Tive um ataque consumista na Amazon durante as últimas férias. Dentre os que vieram estava o livro do Messner, The Crystal Horizon, que fala sobre a escalada solo dele no Everest em 198o.
O livro é impressionante. Passa pelo início da idéia, durante a escalada frustada no Ama Dablan no ano anterior, onde ele ouviu a notícia de que o alpinista Naomi Uemura iria escalar o Everest solo no inverno no ano seguinte. Começa aí a história, detalhada ao extremo, da preparação, patrocínio, viagem pra o Nepal.
Uma vez lá, o Messner, junto com a companheira Nena Holgins, vai para o campo base chinês com um oficial de ligação e mais ninguém. Ficam no monastério Rongbuk uns dias pra aclimatar e vão para o avançado, a 6400. Junho não era uma época adequada, mas para conseguir escalar naquele ano antes do Uemura foi o jeito. Ele escala sozinho a parede do colo norte durante uma tempestade, acha tudo muito complicado e perigoso e decide que não está aclimatado.
Aí começa uma das partes mais legais do livro, eles saem a pé só os dois pelo Tibet, por um mês. Perambulam por tudo, passam embaixo do Xixapangama, no base do Cho Oyo, vivem com os nômades tibetanos.

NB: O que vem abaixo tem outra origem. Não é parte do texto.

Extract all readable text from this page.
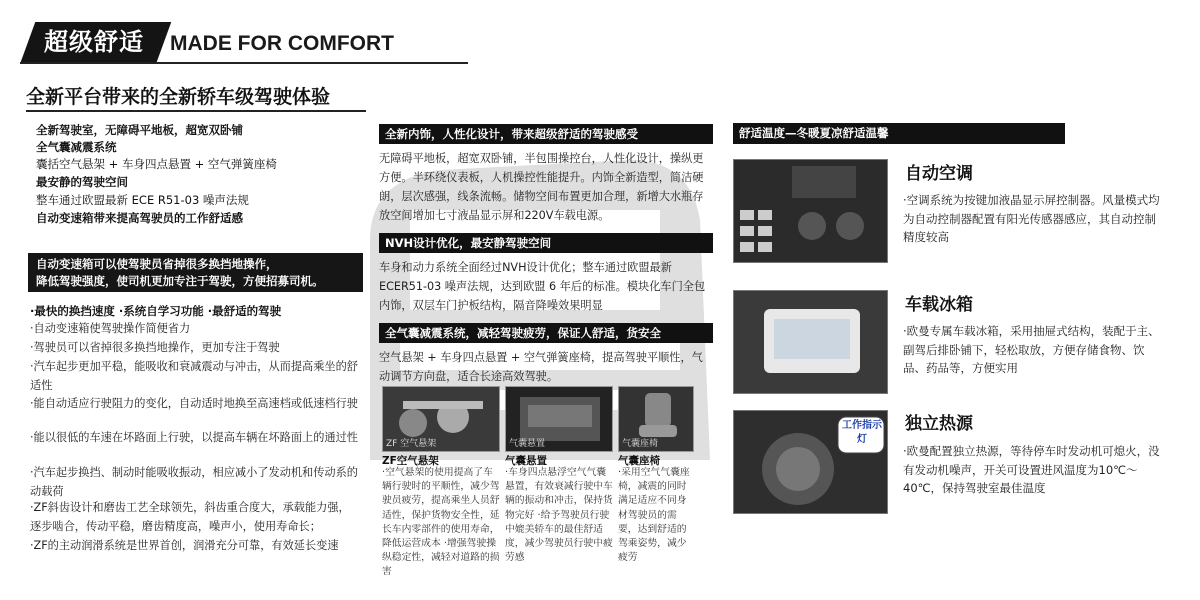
超级舒适 MADE FOR COMFORT
全新平台带来的全新轿车级驾驶体验
全新驾驶室，无障碍平地板，超宽双卧铺
全气囊减震系统
囊括空气悬架 + 车身四点悬置 + 空气弹簧座椅
最安静的驾驶空间
整车通过欧盟最新 ECE R51-03 噪声法规
自动变速箱带来提高驾驶员的工作舒适感
自动变速箱可以使驾驶员省掉很多换挡地操作，
降低驾驶强度，使司机更加专注于驾驶，方便招募司机。
·最快的换挡速度 ·系统自学习功能 ·最舒适的驾驶
·自动变速箱使驾驶操作简便省力
·驾驶员可以省掉很多换挡地操作，更加专注于驾驶
·汽车起步更加平稳，能吸收和衰减震动与冲击，从而提高乘坐的舒适性
·能自动适应行驶阻力的变化，自动适时地换至高速档或低速档行驶
·能以很低的车速在坏路面上行驶，以提高车辆在坏路面上的通过性
·汽车起步换挡、制动时能吸收振动，相应减小了发动机和传动系的动载荷
·ZF斜齿设计和磨齿工艺全球领先，斜齿重合度大，承载能力强，逐步啮合，传动平稳，磨齿精度高，噪声小，使用寿命长；
·ZF的主动润滑系统是世界首创，润滑充分可靠，有效延长变速
全新内饰，人性化设计，带来超级舒适的驾驶感受
无障碍平地板，超宽双卧铺，半包围操控台，人性化设计，操纵更方便。半环绕仪表板，人机操控性能提升。内饰全新造型，简洁硬朗，层次感强，线条流畅。储物空间布置更加合理，新增大水瓶存放空间增加七寸液晶显示屏和220V车载电源。
NVH设计优化，最安静驾驶空间
车身和动力系统全面经过NVH设计优化；整车通过欧盟最新ECER51-03 噪声法规，达到欧盟 6 年后的标准。模块化车门全包内饰，双层车门护板结构，隔音降噪效果明显
全气囊减震系统，减轻驾驶疲劳，保证人舒适，货安全
空气悬架 + 车身四点悬置 + 空气弹簧座椅，提高驾驶平顺性，气动调节方向盘，适合长途高效驾驶。
ZF 空气悬架	气囊悬置	气囊座椅
ZF空气悬架
·空气悬架的使用提高了车辆行驶时的平顺性，减少驾驶员疲劳，提高乘坐人员舒适性，保护货物安全性，延长车内零部件的使用寿命，降低运营成本 ·增强驾驶操纵稳定性，减轻对道路的损害
气囊悬置
·车身四点悬浮空气气囊悬置，有效衰减行驶中车辆的振动和冲击，保持货物完好 ·给予驾驶员行驶中媲美轿车的最佳舒适度，减少驾驶员行驶中疲劳感
气囊座椅
·采用空气气囊座椅，减震的同时满足适应不同身材驾驶员的需要，达到舒适的驾乘姿势，减少疲劳
舒适温度—冬暖夏凉舒适温馨
自动空调
·空调系统为按键加液晶显示屏控制器。风量模式均为自动控制器配置有阳光传感器感应，其自动控制精度较高
车载冰箱
·欧曼专属车载冰箱，采用抽屉式结构，装配于主、副驾后排卧铺下，轻松取放，方便存储食物、饮品、药品等，方便实用
工作指示灯
独立热源
·欧曼配置独立热源，等待停车时发动机可熄火，没有发动机噪声，开关可设置进风温度为10℃～40℃，保持驾驶室最佳温度
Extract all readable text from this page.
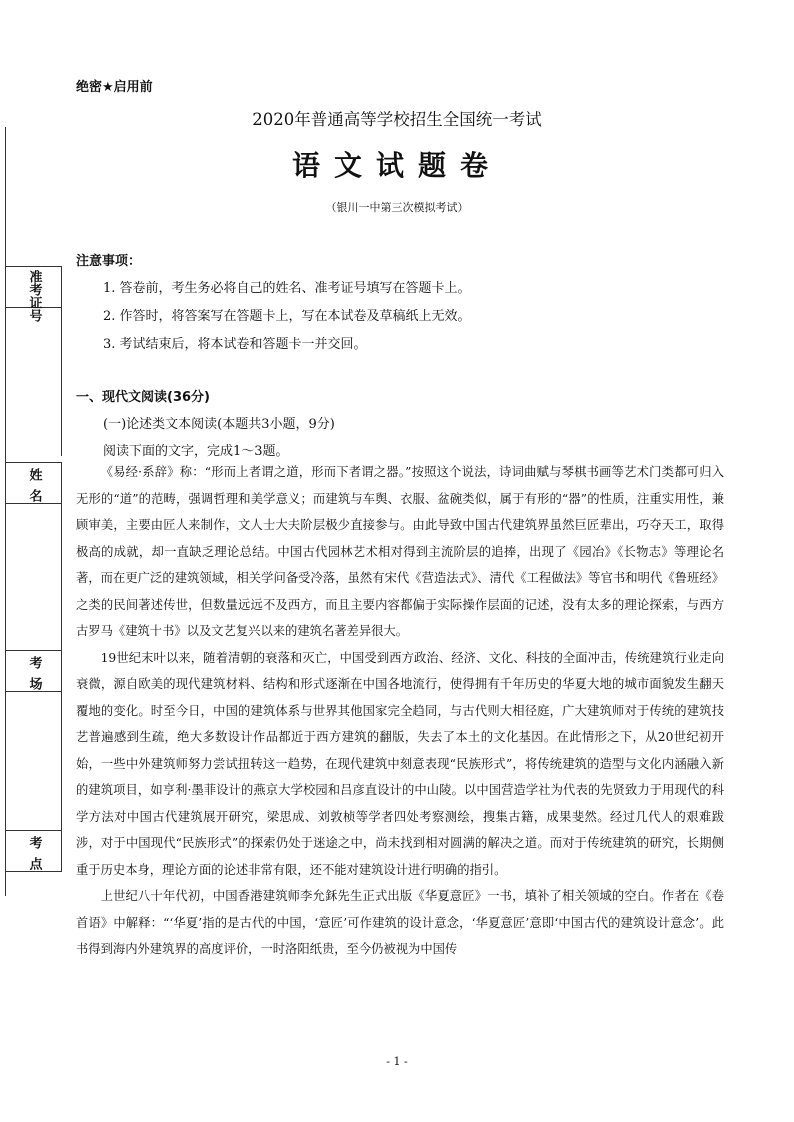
绝密★启用前
2020年普通高等学校招生全国统一考试
语文试题卷
（银川一中第三次模拟考试）
准考证号
姓名
考场
考点
注意事项：
1. 答卷前，考生务必将自己的姓名、准考证号填写在答题卡上。
2. 作答时，将答案写在答题卡上，写在本试卷及草稿纸上无效。
3. 考试结束后，将本试卷和答题卡一并交回。
一、现代文阅读(36分)
(一)论述类文本阅读(本题共3小题，9分)
阅读下面的文字，完成1～3题。

《易经·系辞》称：“形而上者谓之道，形而下者谓之器。”按照这个说法，诗词曲赋与琴棋书画等艺术门类都可归入无形的“道”的范畴，强调哲理和美学意义；而建筑与车舆、衣服、盆碗类似，属于有形的“器”的性质，注重实用性，兼顾审美，主要由匠人来制作，文人士大夫阶层极少直接参与。由此导致中国古代建筑界虽然巨匠辈出，巧夺天工，取得极高的成就，却一直缺乏理论总结。中国古代园林艺术相对得到主流阶层的追捧，出现了《园冶》《长物志》等理论名著，而在更广泛的建筑领域，相关学问备受冷落，虽然有宋代《营造法式》、清代《工程做法》等官书和明代《鲁班经》之类的民间著述传世，但数量远远不及西方，而且主要内容都偏于实际操作层面的记述，没有太多的理论探索，与西方古罗马《建筑十书》以及文艺复兴以来的建筑名著差异很大。

19世纪末叶以来，随着清朝的衰落和灭亡，中国受到西方政治、经济、文化、科技的全面冲击，传统建筑行业走向衰微，源自欧美的现代建筑材料、结构和形式逐渐在中国各地流行，使得拥有千年历史的华夏大地的城市面貌发生翻天覆地的变化。时至今日，中国的建筑体系与世界其他国家完全趋同，与古代则大相径庭，广大建筑师对于传统的建筑技艺普遍感到生疏，绝大多数设计作品都近于西方建筑的翻版，失去了本土的文化基因。在此情形之下，从20世纪初开始，一些中外建筑师努力尝试扭转这一趋势，在现代建筑中刻意表现“民族形式”，将传统建筑的造型与文化内涵融入新的建筑项目，如亨利·墨菲设计的燕京大学校园和吕彦直设计的中山陵。以中国营造学社为代表的先贤致力于用现代的科学方法对中国古代建筑展开研究，梁思成、刘敦桢等学者四处考察测绘，搜集古籍，成果斐然。经过几代人的艰难跋涉，对于中国现代“民族形式”的探索仍处于迷途之中，尚未找到相对圆满的解决之道。而对于传统建筑的研究，长期侧重于历史本身，理论方面的论述非常有限，还不能对建筑设计进行明确的指引。

上世纪八十年代初，中国香港建筑师李允鉌先生正式出版《华夏意匠》一书，填补了相关领域的空白。作者在《卷首语》中解释：“‘华夏’指的是古代的中国，‘意匠’可作建筑的设计意念，‘华夏意匠’意即‘中国古代的建筑设计意念’。此书得到海内外建筑界的高度评价，一时洛阳纸贵，至今仍被视为中国传

- 1 -
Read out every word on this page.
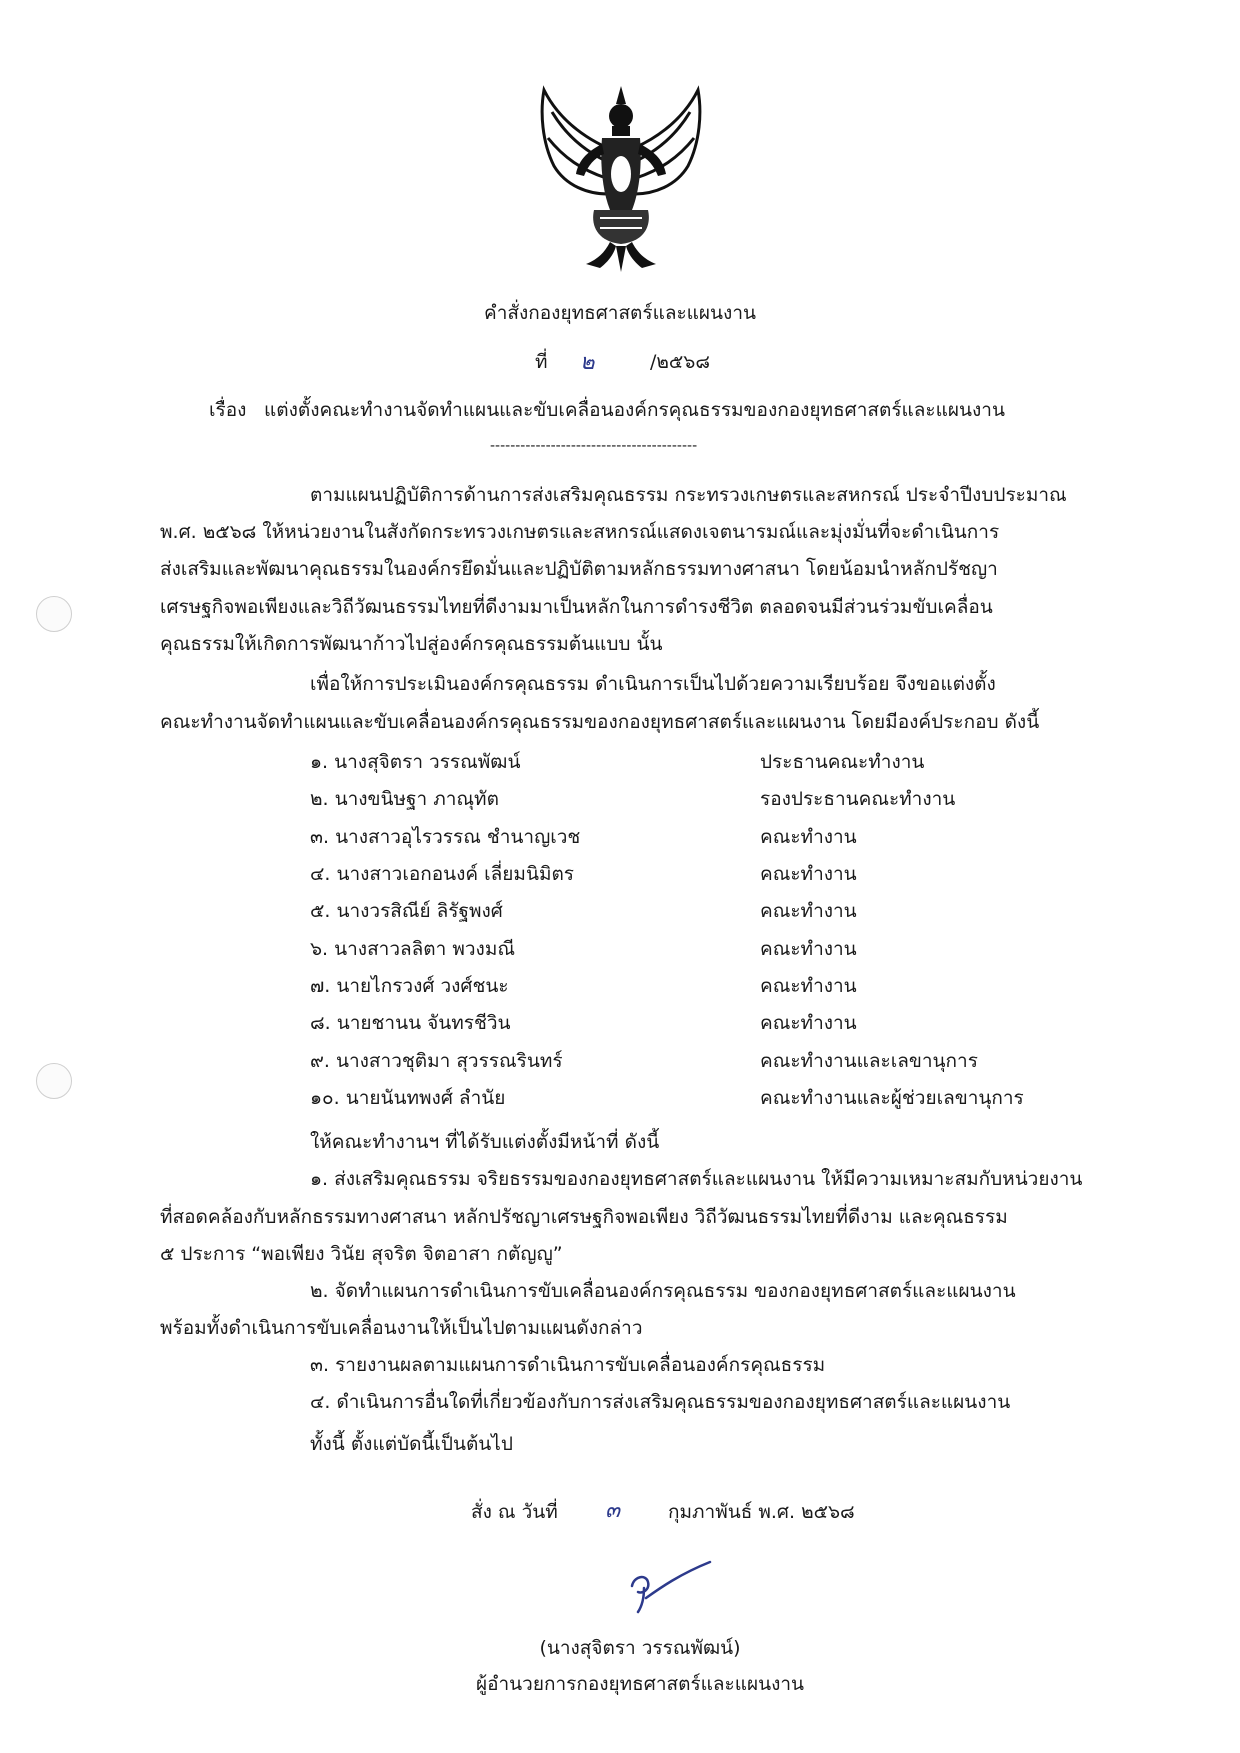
คำสั่งกองยุทธศาสตร์และแผนงาน
ที่ ๒	/๒๕๖๘
เรื่อง แต่งตั้งคณะทำงานจัดทำแผนและขับเคลื่อนองค์กรคุณธรรมของกองยุทธศาสตร์และแผนงาน
-----------------------------------------
ตามแผนปฏิบัติการด้านการส่งเสริมคุณธรรม กระทรวงเกษตรและสหกรณ์ ประจำปีงบประมาณ
พ.ศ. ๒๕๖๘ ให้หน่วยงานในสังกัดกระทรวงเกษตรและสหกรณ์แสดงเจตนารมณ์และมุ่งมั่นที่จะดำเนินการ
ส่งเสริมและพัฒนาคุณธรรมในองค์กรยึดมั่นและปฏิบัติตามหลักธรรมทางศาสนา โดยน้อมนำหลักปรัชญา
เศรษฐกิจพอเพียงและวิถีวัฒนธรรมไทยที่ดีงามมาเป็นหลักในการดำรงชีวิต ตลอดจนมีส่วนร่วมขับเคลื่อน
คุณธรรมให้เกิดการพัฒนาก้าวไปสู่องค์กรคุณธรรมต้นแบบ นั้น
เพื่อให้การประเมินองค์กรคุณธรรม ดำเนินการเป็นไปด้วยความเรียบร้อย จึงขอแต่งตั้ง
คณะทำงานจัดทำแผนและขับเคลื่อนองค์กรคุณธรรมของกองยุทธศาสตร์และแผนงาน โดยมีองค์ประกอบ ดังนี้
๑. นางสุจิตรา วรรณพัฒน์	ประธานคณะทำงาน
๒. นางขนิษฐา ภาณุทัต	รองประธานคณะทำงาน
๓. นางสาวอุไรวรรณ ชำนาญเวช	คณะทำงาน
๔. นางสาวเอกอนงค์ เลี่ยมนิมิตร	คณะทำงาน
๕. นางวรสิณีย์ ลิรัฐพงศ์	คณะทำงาน
๖. นางสาวลลิตา พวงมณี	คณะทำงาน
๗. นายไกรวงศ์ วงศ์ชนะ	คณะทำงาน
๘. นายชานน จันทรชีวิน	คณะทำงาน
๙. นางสาวชุติมา สุวรรณรินทร์	คณะทำงานและเลขานุการ
๑๐. นายนันทพงศ์ ลำนัย	คณะทำงานและผู้ช่วยเลขานุการ
ให้คณะทำงานฯ ที่ได้รับแต่งตั้งมีหน้าที่ ดังนี้
๑. ส่งเสริมคุณธรรม จริยธรรมของกองยุทธศาสตร์และแผนงาน ให้มีความเหมาะสมกับหน่วยงาน
ที่สอดคล้องกับหลักธรรมทางศาสนา หลักปรัชญาเศรษฐกิจพอเพียง วิถีวัฒนธรรมไทยที่ดีงาม และคุณธรรม
๕ ประการ “พอเพียง วินัย สุจริต จิตอาสา กตัญญู”
๒. จัดทำแผนการดำเนินการขับเคลื่อนองค์กรคุณธรรม ของกองยุทธศาสตร์และแผนงาน
พร้อมทั้งดำเนินการขับเคลื่อนงานให้เป็นไปตามแผนดังกล่าว
๓. รายงานผลตามแผนการดำเนินการขับเคลื่อนองค์กรคุณธรรม
๔. ดำเนินการอื่นใดที่เกี่ยวข้องกับการส่งเสริมคุณธรรมของกองยุทธศาสตร์และแผนงาน
ทั้งนี้ ตั้งแต่บัดนี้เป็นต้นไป
สั่ง ณ วันที่ ๓	กุมภาพันธ์ พ.ศ. ๒๕๖๘
(นางสุจิตรา วรรณพัฒน์)
ผู้อำนวยการกองยุทธศาสตร์และแผนงาน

A violência da china fica clara com as destruições de tudo o que é cultural, mas os nômades, por não terem o que ser destruído, preservam o que sobrou e hoje está sendo usado para recuperar a herança cultural do Tibet.
Depois de muito andar, quase voltam a Kathmandu e finalmente o Messner acha que está aclimatado - consegue correr na altitude de 5400 sem subir o pulso - e que vai ter uma janela de tempo bom. Isso em 1980, com uma previsão de cientistas alemães do início do ano. Hoje, com previsões a cada hora pela internet, seria mais fácil.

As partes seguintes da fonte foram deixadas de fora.